Financial highlights

  • Q3 2025 revenue reached 794.4 MSEK, up 10% year-over-year, driven by new state contracts in Sweden.

  • Adjusted EBITA for Q3 was 20.7 MSEK with a 3% margin, impacted by restructuring and IPO-related costs.

  • 9M revenue was 2,379.4 MSEK, up 8% year-over-year; 9M adjusted EBITA was 49.8 MSEK, up 14% year-over-year.

  • Operating cash flow improved by SEK 17 million year-to-date, excluding IPO one-offs; adjusted operating cash flow for 9M was 93.9 MSEK, up 289% year-over-year.
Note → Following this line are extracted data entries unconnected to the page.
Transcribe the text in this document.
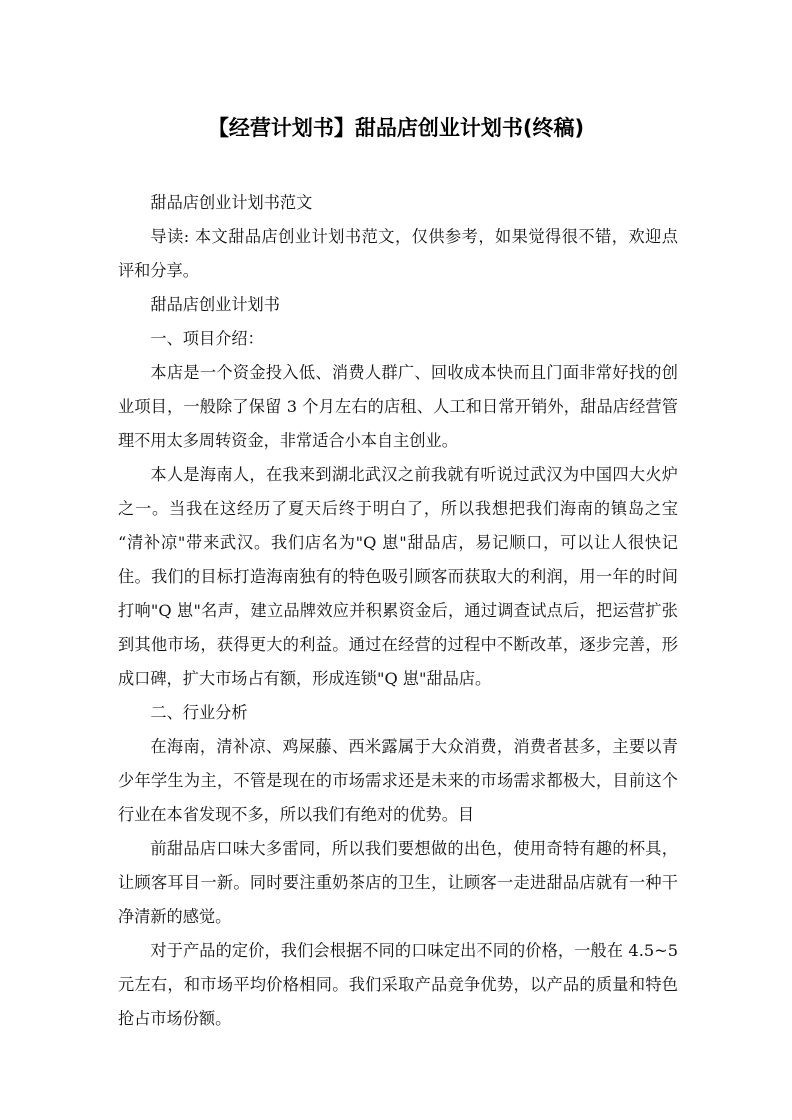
【经营计划书】甜品店创业计划书(终稿)

甜品店创业计划书范文

导读: 本文甜品店创业计划书范文，仅供参考，如果觉得很不错，欢迎点评和分享。

甜品店创业计划书

一、项目介绍：

本店是一个资金投入低、消费人群广、回收成本快而且门面非常好找的创业项目，一般除了保留 3 个月左右的店租、人工和日常开销外，甜品店经营管理不用太多周转资金，非常适合小本自主创业。

本人是海南人，在我来到湖北武汉之前我就有听说过武汉为中国四大火炉之一。当我在这经历了夏天后终于明白了，所以我想把我们海南的镇岛之宝 “清补凉"带来武汉。我们店名为"Q 崽"甜品店，易记顺口，可以让人很快记住。我们的目标打造海南独有的特色吸引顾客而获取大的利润，用一年的时间打响"Q 崽"名声，建立品牌效应并积累资金后，通过调查试点后，把运营扩张到其他市场，获得更大的利益。通过在经营的过程中不断改革，逐步完善，形成口碑，扩大市场占有额，形成连锁"Q 崽"甜品店。

二、行业分析

在海南，清补凉、鸡屎藤、西米露属于大众消费，消费者甚多，主要以青少年学生为主，不管是现在的市场需求还是未来的市场需求都极大，目前这个行业在本省发现不多，所以我们有绝对的优势。目

前甜品店口味大多雷同，所以我们要想做的出色，使用奇特有趣的杯具，让顾客耳目一新。同时要注重奶茶店的卫生，让顾客一走进甜品店就有一种干净清新的感觉。

对于产品的定价，我们会根据不同的口味定出不同的价格，一般在 4.5~5 元左右，和市场平均价格相同。我们采取产品竞争优势，以产品的质量和特色抢占市场份额。
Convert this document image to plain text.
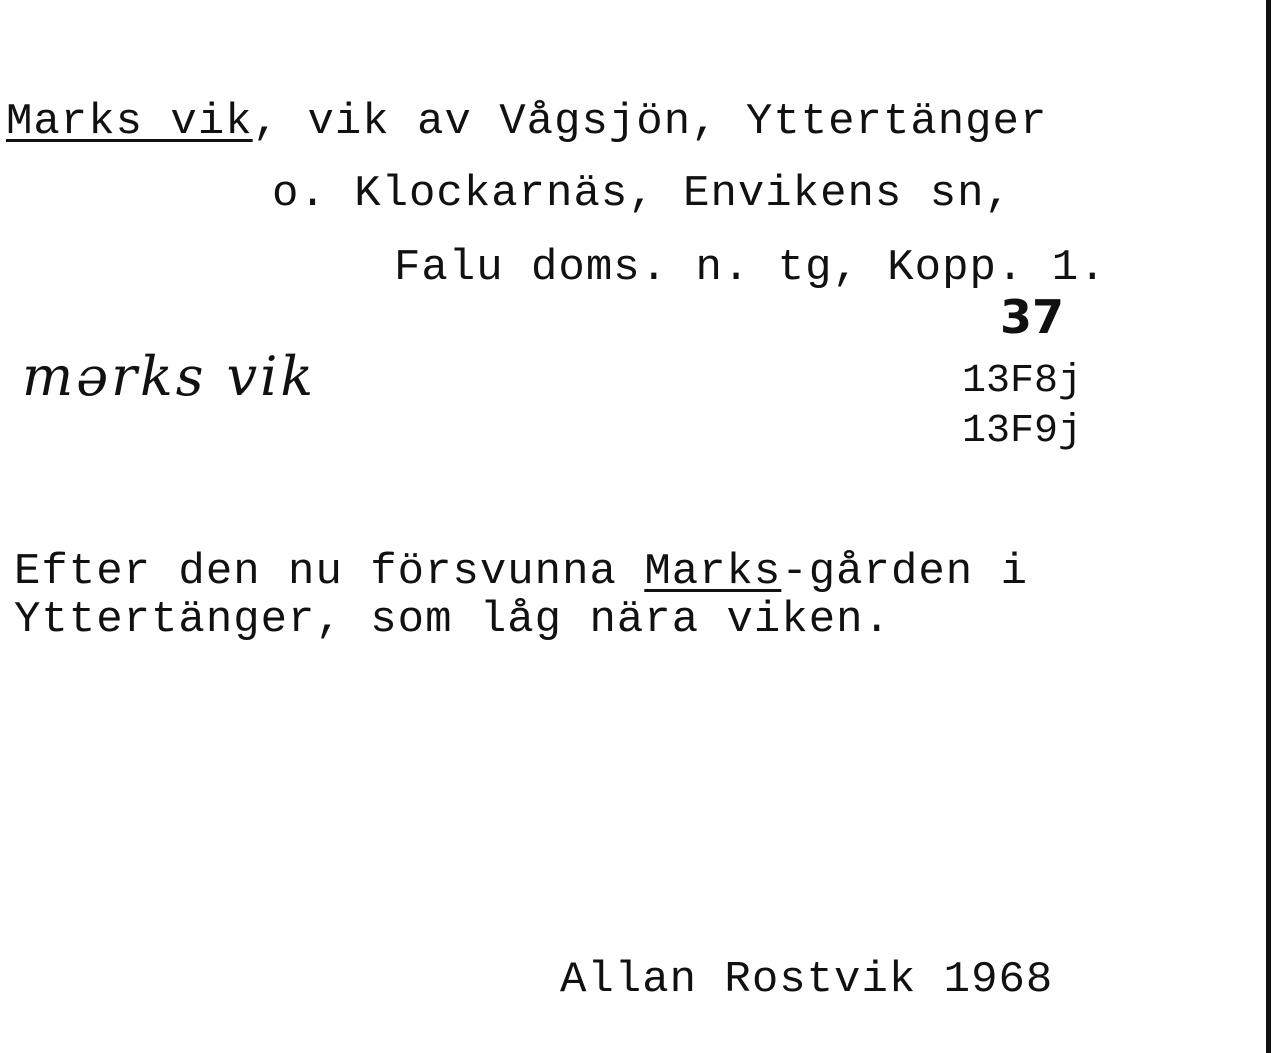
Marks vik, vik av Vågsjön, Yttertänger
o. Klockarnäs, Envikens sn,
Falu doms. n. tg, Kopp. 1.
37
mǝrks vik	13F8j
13F9j
Efter den nu försvunna Marks-gården i
Yttertänger, som låg nära viken.
Allan Rostvik 1968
  • Q3 profit was -11.4 MSEK, with earnings per share at -0.57 SEK.

Outlook and guidance

  • Confident in meeting or exceeding medium-term growth targets of at least 8% annual revenue growth and 5% adjusted EBITA margin.

  • Expecting Q4 to be the strongest quarter for both revenue and profitability, with all-time high revenues anticipated.

  • Danish operations expected to improve in 2026 with new state and municipal contracts; Sweden and Denmark are expected to approach the 5% margin target soon, while Finland will take longer due to legacy contracts.

  • Swedish government plans to increase O&M funding by 48% from 2026, supporting future growth.